B. At-Will Employment. The Program does not change the at-will status of employees and does not create any contract between you and the Firm, other than as to those matters expressly addressed in the Program.
C. Notice. Any notice required to be given to you shall be directed to your last known address and email address as reflected in the records of the Firm or, if you are represented by a lawyer, your legal representative. Any notice required to be given to the Firm shall be directed to the General Counsel’s Office at the Firm’s principal location in New York City, to the attention of Andrea Stempel, Associate General Counsel, or her successor or designee.
D. Administrative Process.
1. The Program does not affect your right to file a charge with, make a complaint to, participate in an investigation by or bring any matter to the attention of (“File a Charge”) the U.S. Equal Employment Opportunity Commission, the National Labor Relations Board, a state or local discrimination agency, or any other administrative body, although you waive the right to file or pursue any lawsuit or court action against the Firm as set forth in this Program.
2. Notwithstanding the Filing of a Charge, you may seek monetary relief only with respect to a Covered Dispute through the Program, except as otherwise required by applicable law with respect to administrative charges.
E. Termination or Amendment.
1. The Firm may propose termination or amendment of the Program by providing electronic notice to you, including by posting changes on the Firm’s intranet or through MyPeopleLink (or any system that replaces it). You indicate your agreement to the proposed amendment or termination, and such proposed change becomes effective as to you, by commencing employment or, if currently employed, continuing your employment with the Firm for a period of 30 days after notice is provided.
2. Termination or amendment will not affect a Covered Dispute as to which either Phase I or Phase II had already been initiated when the termination or amendment was proposed.
3. If a proposed termination or amendment is determined not to be effective in whole or part for any reason, including lack of sufficient notice, lack of agreement, invalidity of a Program provision or otherwise, the Program as it existed at the time of the proposed termination or amendment shall remain in effect to the extent that the proposed termination or amendment is determined not to be effective.

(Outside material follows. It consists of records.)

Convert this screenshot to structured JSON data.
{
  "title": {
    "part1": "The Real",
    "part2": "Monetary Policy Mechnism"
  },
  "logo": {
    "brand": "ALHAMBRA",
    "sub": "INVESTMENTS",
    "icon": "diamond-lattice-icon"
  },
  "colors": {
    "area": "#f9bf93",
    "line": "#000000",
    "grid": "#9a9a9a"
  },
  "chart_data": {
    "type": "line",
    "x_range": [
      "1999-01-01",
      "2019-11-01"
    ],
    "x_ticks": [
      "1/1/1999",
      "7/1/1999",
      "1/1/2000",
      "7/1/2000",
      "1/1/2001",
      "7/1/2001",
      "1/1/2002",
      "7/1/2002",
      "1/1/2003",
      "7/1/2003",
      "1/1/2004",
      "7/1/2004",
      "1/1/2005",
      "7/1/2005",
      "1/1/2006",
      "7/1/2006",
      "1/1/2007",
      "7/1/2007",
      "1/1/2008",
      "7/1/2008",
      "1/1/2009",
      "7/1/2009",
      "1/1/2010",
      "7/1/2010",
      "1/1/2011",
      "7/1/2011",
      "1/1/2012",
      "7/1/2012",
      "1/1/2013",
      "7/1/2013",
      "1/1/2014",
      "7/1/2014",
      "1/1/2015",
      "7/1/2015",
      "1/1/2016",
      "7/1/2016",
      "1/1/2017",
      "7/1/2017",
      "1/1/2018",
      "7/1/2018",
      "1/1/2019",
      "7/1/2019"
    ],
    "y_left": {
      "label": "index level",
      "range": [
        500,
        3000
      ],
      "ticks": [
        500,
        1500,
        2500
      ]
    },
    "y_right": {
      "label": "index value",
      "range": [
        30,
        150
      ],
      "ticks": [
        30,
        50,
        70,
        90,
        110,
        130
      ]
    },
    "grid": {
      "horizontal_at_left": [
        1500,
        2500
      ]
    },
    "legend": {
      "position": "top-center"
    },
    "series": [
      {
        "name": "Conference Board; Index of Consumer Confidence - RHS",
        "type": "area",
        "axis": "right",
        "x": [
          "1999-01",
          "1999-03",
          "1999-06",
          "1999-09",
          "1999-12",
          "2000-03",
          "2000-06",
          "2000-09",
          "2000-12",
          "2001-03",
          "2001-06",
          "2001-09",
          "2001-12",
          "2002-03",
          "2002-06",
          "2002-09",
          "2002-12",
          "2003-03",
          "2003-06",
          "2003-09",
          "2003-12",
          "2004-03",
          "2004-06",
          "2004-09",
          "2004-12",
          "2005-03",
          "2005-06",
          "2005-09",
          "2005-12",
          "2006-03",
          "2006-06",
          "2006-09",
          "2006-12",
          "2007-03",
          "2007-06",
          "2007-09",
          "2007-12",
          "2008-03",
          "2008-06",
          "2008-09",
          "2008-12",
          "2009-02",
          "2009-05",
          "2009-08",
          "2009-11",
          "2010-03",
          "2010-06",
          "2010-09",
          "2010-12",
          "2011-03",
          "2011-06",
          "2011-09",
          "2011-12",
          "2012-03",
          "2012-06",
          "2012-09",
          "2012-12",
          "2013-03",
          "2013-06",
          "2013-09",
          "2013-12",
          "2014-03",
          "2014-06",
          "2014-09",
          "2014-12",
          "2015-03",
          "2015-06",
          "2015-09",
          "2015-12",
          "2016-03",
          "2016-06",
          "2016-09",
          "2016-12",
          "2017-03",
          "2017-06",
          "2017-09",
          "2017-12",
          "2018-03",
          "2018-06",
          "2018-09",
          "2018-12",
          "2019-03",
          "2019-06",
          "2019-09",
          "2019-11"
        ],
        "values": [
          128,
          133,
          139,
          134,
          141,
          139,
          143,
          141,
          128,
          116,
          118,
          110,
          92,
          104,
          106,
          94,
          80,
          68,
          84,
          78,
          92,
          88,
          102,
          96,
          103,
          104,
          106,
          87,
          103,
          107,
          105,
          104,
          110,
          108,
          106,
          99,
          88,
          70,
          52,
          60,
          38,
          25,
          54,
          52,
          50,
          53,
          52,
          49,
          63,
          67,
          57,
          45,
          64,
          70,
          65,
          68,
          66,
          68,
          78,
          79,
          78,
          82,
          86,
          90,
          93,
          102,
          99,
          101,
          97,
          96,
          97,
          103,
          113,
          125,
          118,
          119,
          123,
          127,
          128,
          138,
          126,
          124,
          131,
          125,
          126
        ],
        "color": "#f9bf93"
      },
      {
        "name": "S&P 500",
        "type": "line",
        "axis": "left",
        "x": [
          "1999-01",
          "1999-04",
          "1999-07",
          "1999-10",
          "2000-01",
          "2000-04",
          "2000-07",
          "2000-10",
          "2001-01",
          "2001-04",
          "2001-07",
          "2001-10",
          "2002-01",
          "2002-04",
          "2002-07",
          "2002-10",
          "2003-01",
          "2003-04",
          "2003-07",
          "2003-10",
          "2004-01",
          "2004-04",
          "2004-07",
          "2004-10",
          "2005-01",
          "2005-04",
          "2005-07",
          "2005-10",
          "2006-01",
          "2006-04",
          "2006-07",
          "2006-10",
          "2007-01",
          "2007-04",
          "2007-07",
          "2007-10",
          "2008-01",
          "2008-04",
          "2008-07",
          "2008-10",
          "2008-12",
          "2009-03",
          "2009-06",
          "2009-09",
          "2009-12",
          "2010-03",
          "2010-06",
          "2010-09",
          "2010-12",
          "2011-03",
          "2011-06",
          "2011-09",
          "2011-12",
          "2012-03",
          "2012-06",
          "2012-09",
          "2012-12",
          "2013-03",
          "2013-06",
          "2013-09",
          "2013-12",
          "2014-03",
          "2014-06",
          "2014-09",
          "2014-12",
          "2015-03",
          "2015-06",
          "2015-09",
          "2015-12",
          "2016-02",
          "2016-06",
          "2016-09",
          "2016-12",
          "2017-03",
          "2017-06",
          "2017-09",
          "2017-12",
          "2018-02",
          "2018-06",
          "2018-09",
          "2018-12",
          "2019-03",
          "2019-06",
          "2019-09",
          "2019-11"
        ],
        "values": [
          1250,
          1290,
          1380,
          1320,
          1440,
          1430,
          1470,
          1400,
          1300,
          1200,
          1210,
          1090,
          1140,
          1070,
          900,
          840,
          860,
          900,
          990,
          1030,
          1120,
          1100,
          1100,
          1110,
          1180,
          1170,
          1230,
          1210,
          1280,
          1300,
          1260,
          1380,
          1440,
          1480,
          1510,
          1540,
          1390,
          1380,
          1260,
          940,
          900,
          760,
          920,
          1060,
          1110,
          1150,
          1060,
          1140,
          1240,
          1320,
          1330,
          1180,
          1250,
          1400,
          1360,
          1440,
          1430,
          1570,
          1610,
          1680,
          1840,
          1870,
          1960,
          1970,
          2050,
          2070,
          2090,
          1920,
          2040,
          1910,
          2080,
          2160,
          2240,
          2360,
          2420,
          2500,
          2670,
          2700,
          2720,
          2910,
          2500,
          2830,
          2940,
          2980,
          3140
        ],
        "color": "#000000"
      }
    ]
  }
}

F. Due Process and Severability.
1. The Program is intended to be fair to both sides and to provide you with access at an affordable cost. If it is determined that all or part of the Program is unenforceable for reasons pertaining to the fairness of the procedures or the cost, the Firm shall have the option to modify the Program as appropriate to address the concern.
2. If any portion of the Program is held to be invalid or unenforceable, or if any portion of the Program would, if effective, violate applicable law, that portion of the program shall be void and of no effect, but the remainder of the Program shall remain in full force and effect.
G. Choice of Law Governing Program. The Program is formed and enforceable under Delaware law without regard to its conflicts of laws principles. The Program, these procedures and any arbitration award that may result from them shall be governed by the Federal Arbitration Act (“FAA”). However, if the FAA is held not to apply for any reason, the Program, these procedures and any arbitration award shall be governed by the Delaware Uniform Arbitration Act, including judicial interpretations.